Tír na nÓg - I Have Known Love EP - Albums - Reviews - Soundblab

Tír na nÓg - I Have Known Love EP

by Jeff Penczak Rating:10 Release Date:2014-05-31

The legendary Irish acid-folk duo return with three original tracks and an awe-inspiring cover of the title track, originally recorded by Silver Apples on their sophomore album 45 years ago. Championed by John Peel, gigging alongside Tull, The Who, Procol Harum, the Fairports and Steeleyes, Leo O’Kelly and Sonny Condell have produced some of the finest music ever to emanate from the Emerald Isle. In other words, they’re bloody Irish music treasures.

So it is with baited-breath and nervous fingers that I set the needle down on this limited-edition, 7in coloured vinyl.
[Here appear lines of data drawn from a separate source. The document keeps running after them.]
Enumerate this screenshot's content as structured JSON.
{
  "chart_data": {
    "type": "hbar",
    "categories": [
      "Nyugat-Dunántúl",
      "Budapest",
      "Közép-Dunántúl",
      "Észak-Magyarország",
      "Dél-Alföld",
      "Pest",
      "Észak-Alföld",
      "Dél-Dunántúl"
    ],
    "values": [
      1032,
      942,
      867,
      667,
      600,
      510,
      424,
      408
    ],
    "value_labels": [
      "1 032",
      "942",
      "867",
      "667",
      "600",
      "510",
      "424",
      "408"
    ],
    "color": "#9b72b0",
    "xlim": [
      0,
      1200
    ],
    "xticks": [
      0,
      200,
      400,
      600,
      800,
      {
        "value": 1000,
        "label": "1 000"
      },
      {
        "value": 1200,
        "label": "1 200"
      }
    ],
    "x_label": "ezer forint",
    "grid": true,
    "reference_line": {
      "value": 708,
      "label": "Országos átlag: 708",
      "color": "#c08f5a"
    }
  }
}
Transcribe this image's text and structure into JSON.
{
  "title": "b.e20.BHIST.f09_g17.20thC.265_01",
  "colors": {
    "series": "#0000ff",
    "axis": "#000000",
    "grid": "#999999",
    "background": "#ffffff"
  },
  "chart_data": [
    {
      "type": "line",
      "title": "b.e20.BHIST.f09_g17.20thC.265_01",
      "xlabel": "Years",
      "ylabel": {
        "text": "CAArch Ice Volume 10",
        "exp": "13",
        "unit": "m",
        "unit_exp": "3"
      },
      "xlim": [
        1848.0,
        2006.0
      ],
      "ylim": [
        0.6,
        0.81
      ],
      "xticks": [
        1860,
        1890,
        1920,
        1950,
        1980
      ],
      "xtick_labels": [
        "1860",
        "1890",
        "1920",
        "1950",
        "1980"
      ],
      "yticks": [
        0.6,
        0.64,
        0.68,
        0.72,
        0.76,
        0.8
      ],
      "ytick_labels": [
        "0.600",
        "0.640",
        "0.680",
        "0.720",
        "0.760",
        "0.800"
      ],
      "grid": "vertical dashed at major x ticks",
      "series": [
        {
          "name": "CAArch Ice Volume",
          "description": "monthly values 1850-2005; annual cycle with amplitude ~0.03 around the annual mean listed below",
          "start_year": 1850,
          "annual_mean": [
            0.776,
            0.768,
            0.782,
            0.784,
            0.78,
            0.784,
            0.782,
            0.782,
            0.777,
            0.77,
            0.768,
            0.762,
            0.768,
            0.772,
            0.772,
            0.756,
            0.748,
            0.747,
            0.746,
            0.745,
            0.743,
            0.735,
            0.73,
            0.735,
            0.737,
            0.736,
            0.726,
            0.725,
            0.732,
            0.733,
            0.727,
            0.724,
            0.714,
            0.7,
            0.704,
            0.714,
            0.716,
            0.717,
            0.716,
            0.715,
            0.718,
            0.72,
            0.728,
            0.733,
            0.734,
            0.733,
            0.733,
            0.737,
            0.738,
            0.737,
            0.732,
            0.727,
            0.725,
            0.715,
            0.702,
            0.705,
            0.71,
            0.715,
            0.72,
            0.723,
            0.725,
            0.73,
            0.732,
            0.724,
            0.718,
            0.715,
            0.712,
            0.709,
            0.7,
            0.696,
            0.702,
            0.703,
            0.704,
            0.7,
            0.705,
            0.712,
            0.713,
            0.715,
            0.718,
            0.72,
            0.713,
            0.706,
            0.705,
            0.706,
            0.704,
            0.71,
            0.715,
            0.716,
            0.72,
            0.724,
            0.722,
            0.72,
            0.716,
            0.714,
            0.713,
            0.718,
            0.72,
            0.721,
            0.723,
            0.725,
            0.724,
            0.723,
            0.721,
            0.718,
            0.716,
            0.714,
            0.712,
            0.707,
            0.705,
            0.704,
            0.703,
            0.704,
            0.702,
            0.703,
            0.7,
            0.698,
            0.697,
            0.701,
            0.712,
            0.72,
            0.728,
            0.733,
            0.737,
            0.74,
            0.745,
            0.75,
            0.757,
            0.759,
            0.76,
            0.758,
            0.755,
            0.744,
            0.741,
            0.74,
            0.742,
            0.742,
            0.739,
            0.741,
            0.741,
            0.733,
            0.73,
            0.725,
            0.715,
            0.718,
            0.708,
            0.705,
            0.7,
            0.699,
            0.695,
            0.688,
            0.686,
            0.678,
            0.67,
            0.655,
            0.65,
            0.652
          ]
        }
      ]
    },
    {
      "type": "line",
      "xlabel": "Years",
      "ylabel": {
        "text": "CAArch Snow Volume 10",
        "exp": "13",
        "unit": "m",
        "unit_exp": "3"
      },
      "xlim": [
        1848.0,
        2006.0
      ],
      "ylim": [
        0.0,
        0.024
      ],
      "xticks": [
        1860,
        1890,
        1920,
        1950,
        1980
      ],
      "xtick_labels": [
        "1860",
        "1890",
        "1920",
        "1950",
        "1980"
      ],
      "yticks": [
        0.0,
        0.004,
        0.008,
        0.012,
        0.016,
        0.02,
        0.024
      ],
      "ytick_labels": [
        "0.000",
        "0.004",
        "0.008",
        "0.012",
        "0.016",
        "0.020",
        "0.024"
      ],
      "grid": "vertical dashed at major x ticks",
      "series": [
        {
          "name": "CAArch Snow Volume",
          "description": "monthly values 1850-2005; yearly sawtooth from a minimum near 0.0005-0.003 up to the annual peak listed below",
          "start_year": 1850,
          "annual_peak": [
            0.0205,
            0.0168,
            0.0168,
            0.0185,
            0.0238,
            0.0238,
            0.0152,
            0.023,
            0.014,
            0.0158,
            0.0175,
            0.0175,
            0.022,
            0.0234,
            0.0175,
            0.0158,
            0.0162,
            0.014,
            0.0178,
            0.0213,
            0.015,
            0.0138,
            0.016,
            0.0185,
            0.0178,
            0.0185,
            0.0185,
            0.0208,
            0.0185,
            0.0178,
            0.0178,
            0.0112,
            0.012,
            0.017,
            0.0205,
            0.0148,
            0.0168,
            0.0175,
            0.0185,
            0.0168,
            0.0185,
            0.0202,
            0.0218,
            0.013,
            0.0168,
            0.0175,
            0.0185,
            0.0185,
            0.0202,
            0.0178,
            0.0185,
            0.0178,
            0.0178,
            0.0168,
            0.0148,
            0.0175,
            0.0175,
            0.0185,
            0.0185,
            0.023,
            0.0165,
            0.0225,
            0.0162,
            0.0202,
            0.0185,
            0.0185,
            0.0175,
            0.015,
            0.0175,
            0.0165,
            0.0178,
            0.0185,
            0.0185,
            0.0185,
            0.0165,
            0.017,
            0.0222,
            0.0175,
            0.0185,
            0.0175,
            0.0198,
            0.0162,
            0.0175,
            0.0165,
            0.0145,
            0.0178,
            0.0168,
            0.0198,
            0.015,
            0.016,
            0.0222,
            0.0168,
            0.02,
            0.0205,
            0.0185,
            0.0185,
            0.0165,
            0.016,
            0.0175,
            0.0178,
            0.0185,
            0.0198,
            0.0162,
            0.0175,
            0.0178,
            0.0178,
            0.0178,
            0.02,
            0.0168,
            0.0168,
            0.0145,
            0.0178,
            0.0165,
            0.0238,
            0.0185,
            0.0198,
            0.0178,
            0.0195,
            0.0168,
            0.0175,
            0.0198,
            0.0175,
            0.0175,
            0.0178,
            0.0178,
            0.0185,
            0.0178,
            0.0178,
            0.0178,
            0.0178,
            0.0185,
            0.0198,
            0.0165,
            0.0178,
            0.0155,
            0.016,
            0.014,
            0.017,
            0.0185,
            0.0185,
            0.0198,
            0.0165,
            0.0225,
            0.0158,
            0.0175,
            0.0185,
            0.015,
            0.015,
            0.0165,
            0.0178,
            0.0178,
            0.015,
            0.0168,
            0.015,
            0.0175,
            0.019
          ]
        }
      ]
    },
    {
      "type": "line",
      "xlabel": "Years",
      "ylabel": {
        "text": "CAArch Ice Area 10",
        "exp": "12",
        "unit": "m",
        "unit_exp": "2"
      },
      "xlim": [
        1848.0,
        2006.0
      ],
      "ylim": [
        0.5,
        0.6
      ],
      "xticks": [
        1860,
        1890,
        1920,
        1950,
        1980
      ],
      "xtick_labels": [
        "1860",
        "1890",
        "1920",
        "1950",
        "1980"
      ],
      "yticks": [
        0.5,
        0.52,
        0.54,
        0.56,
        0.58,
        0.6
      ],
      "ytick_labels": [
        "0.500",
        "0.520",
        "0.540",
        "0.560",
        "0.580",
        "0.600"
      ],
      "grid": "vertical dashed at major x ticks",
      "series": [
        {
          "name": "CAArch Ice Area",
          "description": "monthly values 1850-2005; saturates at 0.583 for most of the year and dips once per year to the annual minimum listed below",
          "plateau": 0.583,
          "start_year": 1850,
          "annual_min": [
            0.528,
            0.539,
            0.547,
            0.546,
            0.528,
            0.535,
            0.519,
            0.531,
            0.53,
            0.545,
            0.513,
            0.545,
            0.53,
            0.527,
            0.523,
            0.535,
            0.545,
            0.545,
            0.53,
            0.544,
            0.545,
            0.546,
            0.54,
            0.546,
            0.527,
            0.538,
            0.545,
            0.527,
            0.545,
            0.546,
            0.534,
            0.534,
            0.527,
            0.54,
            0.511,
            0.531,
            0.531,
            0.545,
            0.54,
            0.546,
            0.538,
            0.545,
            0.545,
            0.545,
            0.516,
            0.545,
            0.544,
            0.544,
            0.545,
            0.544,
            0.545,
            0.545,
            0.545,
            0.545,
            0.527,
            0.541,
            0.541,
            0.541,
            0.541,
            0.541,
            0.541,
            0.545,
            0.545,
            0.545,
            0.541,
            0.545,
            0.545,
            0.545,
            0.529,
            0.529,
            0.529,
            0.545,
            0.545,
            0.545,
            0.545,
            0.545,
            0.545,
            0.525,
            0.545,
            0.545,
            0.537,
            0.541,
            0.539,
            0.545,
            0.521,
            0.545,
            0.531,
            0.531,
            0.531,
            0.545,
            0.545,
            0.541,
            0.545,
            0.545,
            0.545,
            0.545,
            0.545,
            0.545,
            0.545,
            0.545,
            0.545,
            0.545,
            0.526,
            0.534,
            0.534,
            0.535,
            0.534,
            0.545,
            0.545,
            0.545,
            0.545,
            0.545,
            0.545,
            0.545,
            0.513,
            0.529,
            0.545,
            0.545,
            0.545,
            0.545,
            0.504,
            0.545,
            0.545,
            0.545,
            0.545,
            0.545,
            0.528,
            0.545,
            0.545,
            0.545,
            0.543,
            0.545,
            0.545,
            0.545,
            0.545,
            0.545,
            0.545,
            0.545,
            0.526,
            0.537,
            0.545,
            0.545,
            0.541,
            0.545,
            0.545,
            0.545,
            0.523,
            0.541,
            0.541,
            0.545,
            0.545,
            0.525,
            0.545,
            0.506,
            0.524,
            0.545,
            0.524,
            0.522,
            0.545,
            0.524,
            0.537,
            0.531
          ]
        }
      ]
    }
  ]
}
Too often the ‘old timers’ return after the music world has finally caught up with their genius and have a go at rekindling the old fires. And far too often, those new fires should turn the results to kindling, indeed. Thankfully, that’s not the case here, as talent this strong never fades away and their return is as golden-eyed and honey-hued as ever.

For starters, they turn the electronic evocations and bubbling motoric beats of Simeon’s oscillators into a forlorn ballad of lost love, focusing on the tender, emotional lyrics, slowing down the beat, and delivering something which could easily have sat on any of their three seminal 70s albums. It sends shivers down the spine and tears down the cheeks.

The first of the three originals is Condell’s ‘You in Yellow’, another evocative tale which paints a picture with words. It’s essentially the observations of Sonny and his wife overlooking Dalkey Island and Dublin Bay on a warm day several years ago, but it’s timeless in its execution. Tasteful violin accompaniment and a gentle acoustic guitar complete the package.

‘The Angelus’ is reminiscent of Kitchen Cynics: soft, visual, recollecting times gone by with 21st century eyes (with wonderful images of the effects of the seasons on the birds as they pass through the Irish countryside). Finally, ‘I Pick Up Birds at Funerals’ adds a comic touch to the proceedings, demonstrating O’Kelly’s unique tactic for, well, let’s just say he’s not talking about our avian friends. An essential purchase.